Monday, November 23, 2009

First-time Blogger

I can't believe I'm actually doing this.  I don't think I've ever read a blog before, but I've been reading a lot about blogging recently and it sounds like the easiest way for someone with little time to get something out there, without having to go through the rigmarole of the publishing world.  I've wanted to write for sometime now, but having been offered a pittance to write articles for a local magazine, I decided it wasn't worth the effort.  Having said that, the idea of writing has been one which remained in my subconscious, just below the surface over the past few years.  I've written a few pieces since my four year old was born, but they remain stored on my computer, never having seen the light of day.  I guess in some way I'd like to record these early years with my kids for some kind of posterity, as a way of not forgetting how I got here, how I got through it, where I'm heading or who I was, who I am and who I might become.

These years are unique and I already feel as though I've missed out on capturing some of their essence as my kids turn five and three in January.  Perhaps it's the proximity to turning the big 40 (just under three years to go now) which has made recording it seem all the more imperative.  For someone who never thought much about age, 40 does seem to be looming and I seem to be setting all sorts of goals against that milestone.  I've given myself till 40 to convince my husband I can handle having another kid.  If I don't succeed by then, I've said I will give all the baby gear away. For now, it remains gathering dust in the garage!  Being rather strapped for cash at the moment, my husband has said he'll only agree to having another kid if we win the lottery, which means that's another goal to achieve before 40.  Either that or I become incredibly successful at something by then, which is hard to envisage given that getting the kids to school only 15 minutes late is my current measure of success.  However, I'm nothing if not an optimist.  Whenever I do actually play the lottery, I'm convinced I'm going to win.  I'm actually very surprised when my numbers don't come up ...again!  

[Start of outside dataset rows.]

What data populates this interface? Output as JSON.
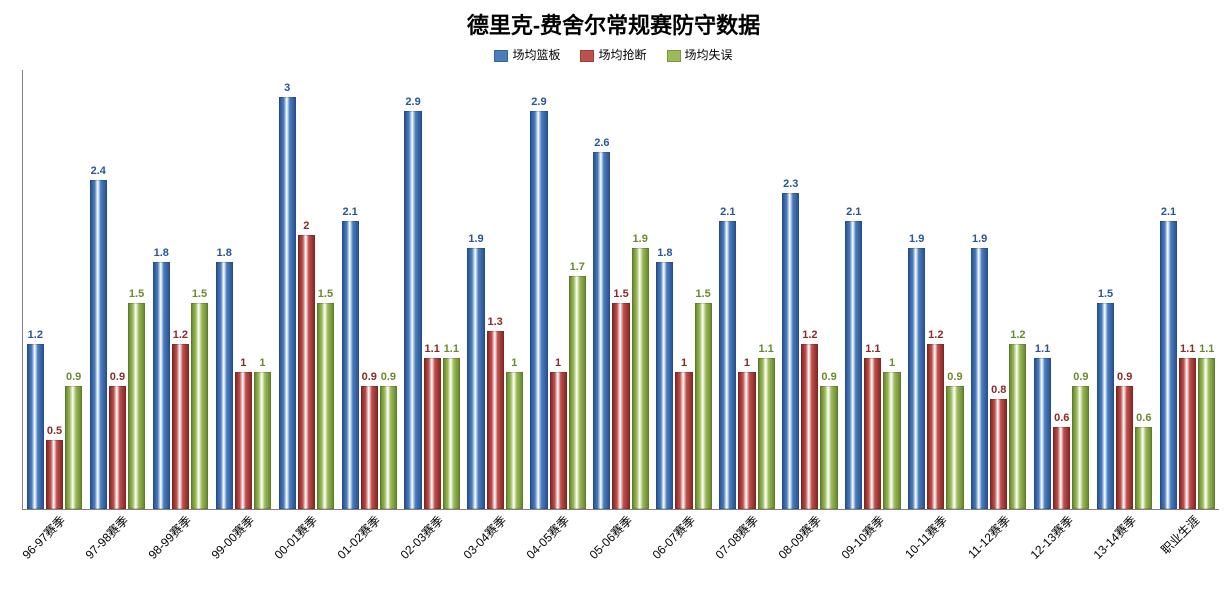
{
  "chart": {
    "type": "bar",
    "title": "德里克-费舍尔常规赛防守数据",
    "title_fontsize": 22,
    "title_color": "#000000",
    "background_color": "#ffffff",
    "axis_color": "#808080",
    "ymax": 3.2,
    "series": [
      {
        "name": "场均篮板",
        "color": "#4a7ebb",
        "label_color": "#2a5599",
        "gradient_dark": "#2a5599"
      },
      {
        "name": "场均抢断",
        "color": "#c0504d",
        "label_color": "#8b2a27",
        "gradient_dark": "#8b2a27"
      },
      {
        "name": "场均失误",
        "color": "#9bbb59",
        "label_color": "#6a8a2f",
        "gradient_dark": "#6a8a2f"
      }
    ],
    "categories": [
      "96-97赛季",
      "97-98赛季",
      "98-99赛季",
      "99-00赛季",
      "00-01赛季",
      "01-02赛季",
      "02-03赛季",
      "03-04赛季",
      "04-05赛季",
      "05-06赛季",
      "06-07赛季",
      "07-08赛季",
      "08-09赛季",
      "09-10赛季",
      "10-11赛季",
      "11-12赛季",
      "12-13赛季",
      "13-14赛季",
      "职业生涯"
    ],
    "data": [
      [
        1.2,
        0.5,
        0.9
      ],
      [
        2.4,
        0.9,
        1.5
      ],
      [
        1.8,
        1.2,
        1.5
      ],
      [
        1.8,
        1.0,
        1.0
      ],
      [
        3.0,
        2.0,
        1.5
      ],
      [
        2.1,
        0.9,
        0.9
      ],
      [
        2.9,
        1.1,
        1.1
      ],
      [
        1.9,
        1.3,
        1.0
      ],
      [
        2.9,
        1.0,
        1.7
      ],
      [
        2.6,
        1.5,
        1.9
      ],
      [
        1.8,
        1.0,
        1.5
      ],
      [
        2.1,
        1.0,
        1.1
      ],
      [
        2.3,
        1.2,
        0.9
      ],
      [
        2.1,
        1.1,
        1.0
      ],
      [
        1.9,
        1.2,
        0.9
      ],
      [
        1.9,
        0.8,
        1.2
      ],
      [
        1.1,
        0.6,
        0.9
      ],
      [
        1.5,
        0.9,
        0.6
      ],
      [
        2.1,
        1.1,
        1.1
      ]
    ],
    "label_fontsize": 11,
    "xlabel_fontsize": 12,
    "xlabel_rotation": -45
  }
}
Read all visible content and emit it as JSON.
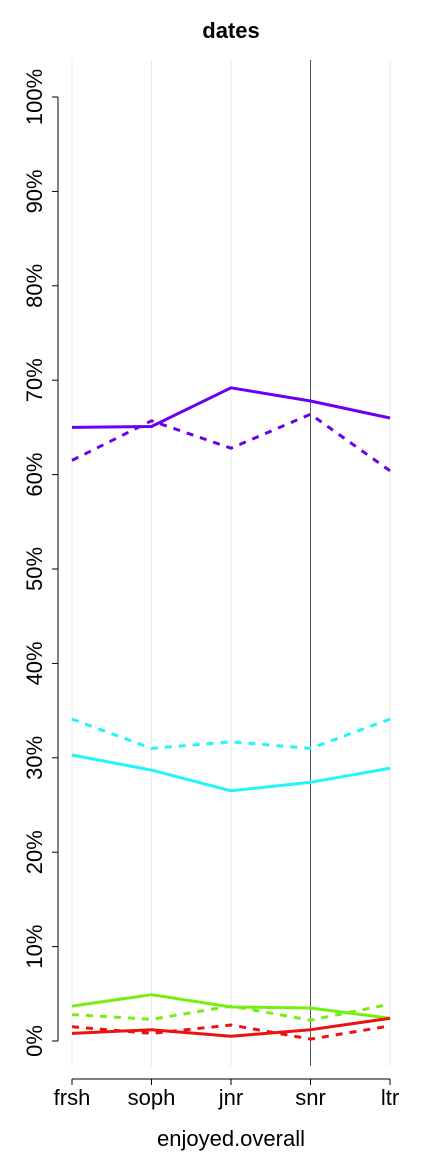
{
  "chart_data": {
    "type": "line",
    "title": "dates",
    "xlabel": "enjoyed.overall",
    "ylabel": "",
    "categories": [
      "frsh",
      "soph",
      "jnr",
      "snr",
      "ltr"
    ],
    "y_ticks": [
      "0%",
      "10%",
      "20%",
      "30%",
      "40%",
      "50%",
      "60%",
      "70%",
      "80%",
      "90%",
      "100%"
    ],
    "ylim": [
      0,
      100
    ],
    "y_unit": "percent",
    "reference_line_category": "snr",
    "grid": "vertical",
    "series": [
      {
        "color": "#6A00F0",
        "style": "solid",
        "values": [
          65.0,
          65.1,
          69.2,
          67.8,
          66.0
        ]
      },
      {
        "color": "#6A00F0",
        "style": "dashed",
        "values": [
          61.5,
          65.7,
          62.8,
          66.4,
          60.4
        ]
      },
      {
        "color": "#22F5FA",
        "style": "solid",
        "values": [
          30.3,
          28.7,
          26.5,
          27.4,
          28.9
        ]
      },
      {
        "color": "#22F5FA",
        "style": "dashed",
        "values": [
          34.1,
          31.0,
          31.7,
          31.0,
          34.1
        ]
      },
      {
        "color": "#77EE11",
        "style": "solid",
        "values": [
          3.7,
          4.9,
          3.6,
          3.5,
          2.4
        ]
      },
      {
        "color": "#77EE11",
        "style": "dashed",
        "values": [
          2.8,
          2.3,
          3.7,
          2.2,
          3.9
        ]
      },
      {
        "color": "#EE1111",
        "style": "solid",
        "values": [
          0.8,
          1.2,
          0.5,
          1.2,
          2.4
        ]
      },
      {
        "color": "#EE1111",
        "style": "dashed",
        "values": [
          1.5,
          0.8,
          1.7,
          0.2,
          1.6
        ]
      }
    ]
  }
}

My other recipes for success and financial independence are a couple of inventions I'd like to work on (no idea how to get these off the ground), some kids related products I'd like to import, erotica I'd like to write and an Ann Summers type shop I'd like to open.  Oh yes, I'm also working on a series of picture books for kids.  I say working on, but what I mean is I've written one and a half stories and that was just over a year ago.  I sound like a veritable Madonna ...almost!  All I need now is a music video!  Oh, if only the motivation, the time and the energy to chase these dreams and turn them into reality, plus the cash that would undoubtedly help achieve them, weren't all somewhat lacking!  So far, I've got assurance from one kid related product supplier that I can represent them and I've started a blog.  The latter having finally come about because my husband's reaction to my offering to help do the admin for his company was scoffed at because according to him I can't even get it together to pay my credit card bills on time (OK, so I've let the payment deadline slip by a few days a couple of times), but when it comes to work I'm nothing if not professional.  My organisational skills may have fallen a little by the wayside, but I've no doubt they can spring back into action.  His 'you couldn't organise a piss-up in a brewery' attitude has at least given me the impetus to say 'up yours I'll show you how damned organised I can be'.  Now if only I could manage to cook him dinner more than once or twice a week (he'd say more like once or twice a month), I might convince him that my MBA and my years in middle management were not a total waste of time!